Accuse di satanismo e reazioni dei fan: cosa rivelano i dibattiti online
Su Reddit e altri forum, una parte del pubblico associa l’immagine oscura di The Weeknd al satanismo. Queste accuse si concentrano sui visual di alcuni videoclip, le maschere e le bende indossate durante la promozione di After Hours, e alcuni passaggi di testi interpretati fuori contesto.
Nessuna dichiarazione pubblica di Abel Tesfaye sostiene questa lettura. Le discussioni dei fan più informati ricordano sistematicamente che l’estetica oscura del cantante è frutto di una scelta artistica, non di una professione di fede. La confusione deriva spesso da una scarsa conoscenza del registro narrativo: descrivere il peccato non equivale a promuoverlo.
Questi dibattiti illustrano un fenomeno più ampio. Qualsiasi artista che utilizza un vocabolario religioso al di fuori di un contesto esplicitamente devozionale si espone a questo tipo di sovrainterpretazione. The Weeknd non ne è esente, tanto più che il suo rifiuto di chiarire pubblicamente la sua posizione spirituale lascia uno spazio che ognuno riempie secondo le proprie griglie di lettura.
Eredità etiope e identità culturale: oltre la sola questione religiosa
Ridurre la spiritualità di The Weeknd alla questione “credente o no” passa accanto all’essenziale. L’ortodossia etiope, per Abel Tesfaye, è indissociabile da un’identità culturale più ampia: la lingua amarica, la cucina, i codici familiari della diaspora etiope in Canada.

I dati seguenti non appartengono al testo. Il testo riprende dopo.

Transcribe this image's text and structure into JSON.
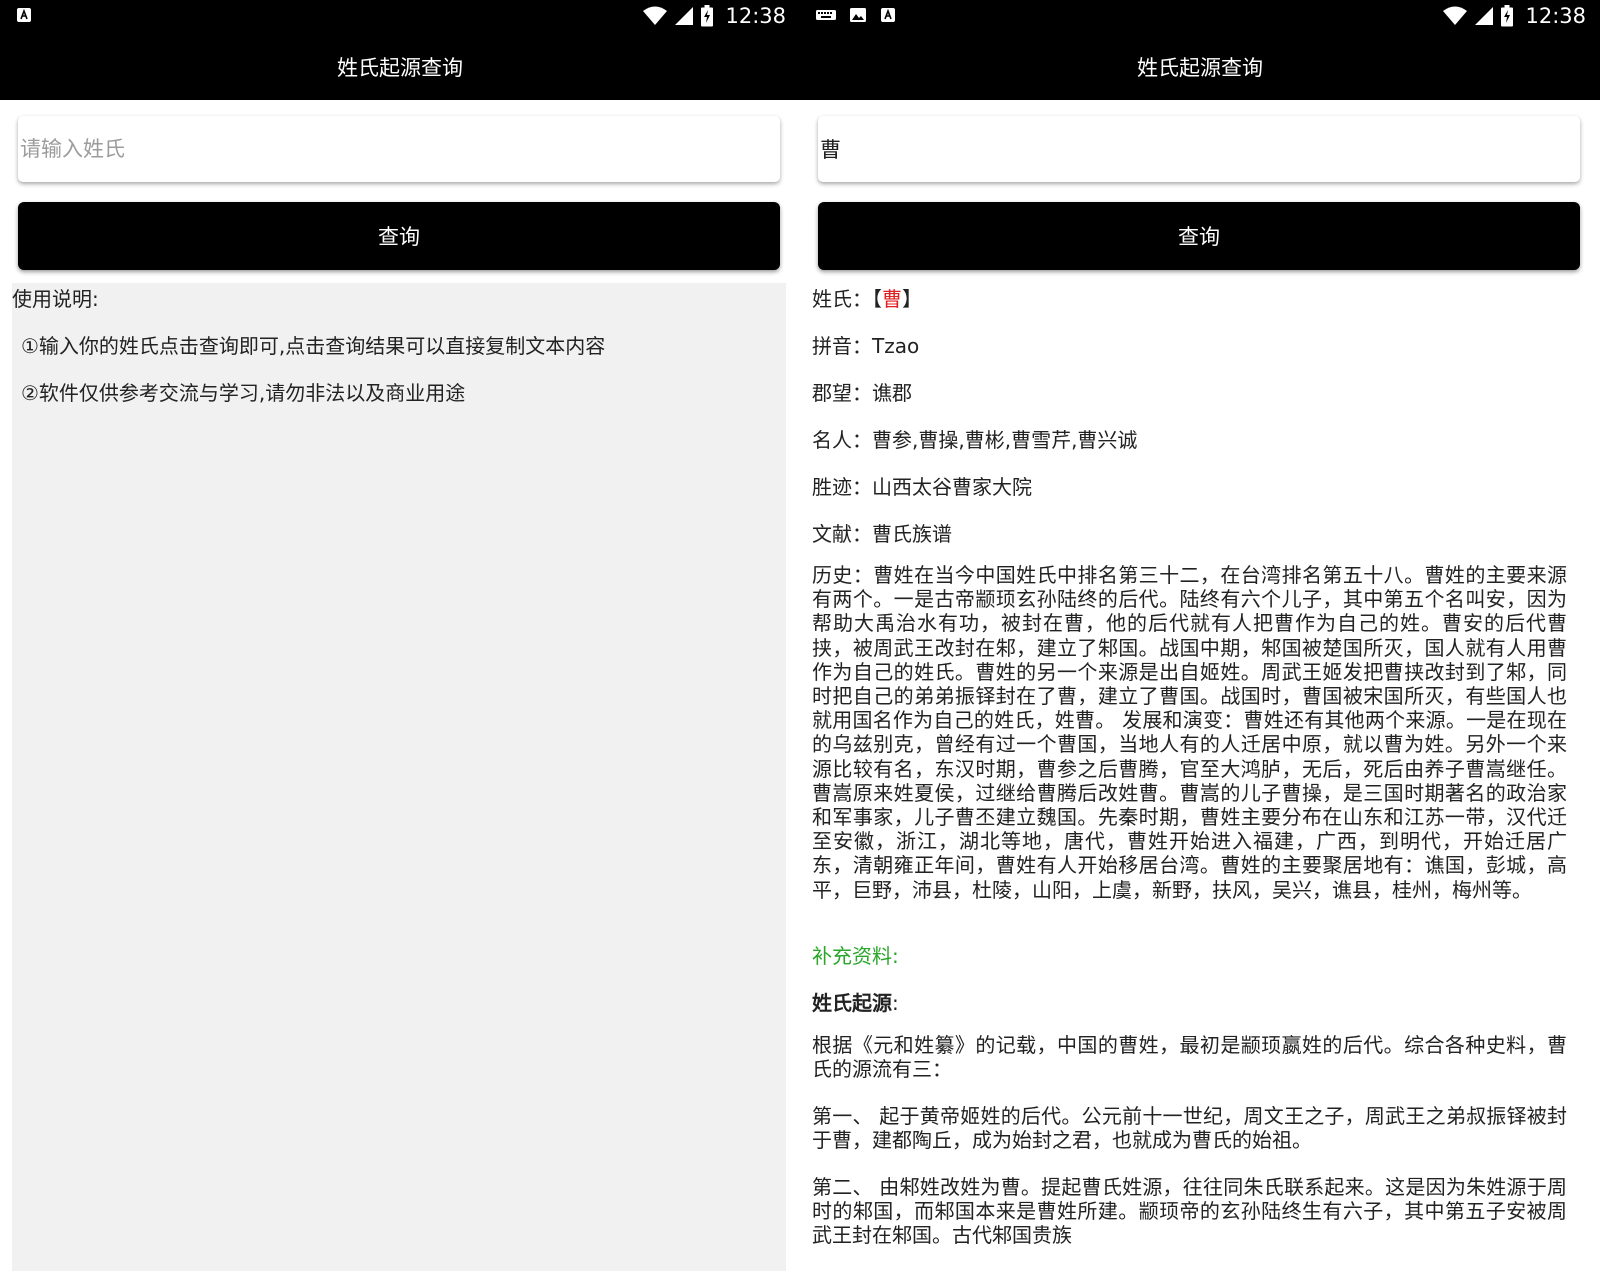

Il cantante ha menzionato più volte l’influenza di sua nonna e di questa cultura sulla sua formazione personale. L’eredità ortodossa funziona come un marcatore identitario tanto quanto spirituale. Nutre la sua musica non sotto forma di messaggio religioso esplicito, ma come uno sfondo emotivo ed estetico.
Questa sfumatura rimane largamente assente nei ritratti mediatici francofoni, che si limitano generalmente a menzionare la confessione ortodossa etiope senza esplorare ciò che significa concretamente nel percorso artistico di The Weeknd. La religione è qui un filo narrativo, non un’etichetta.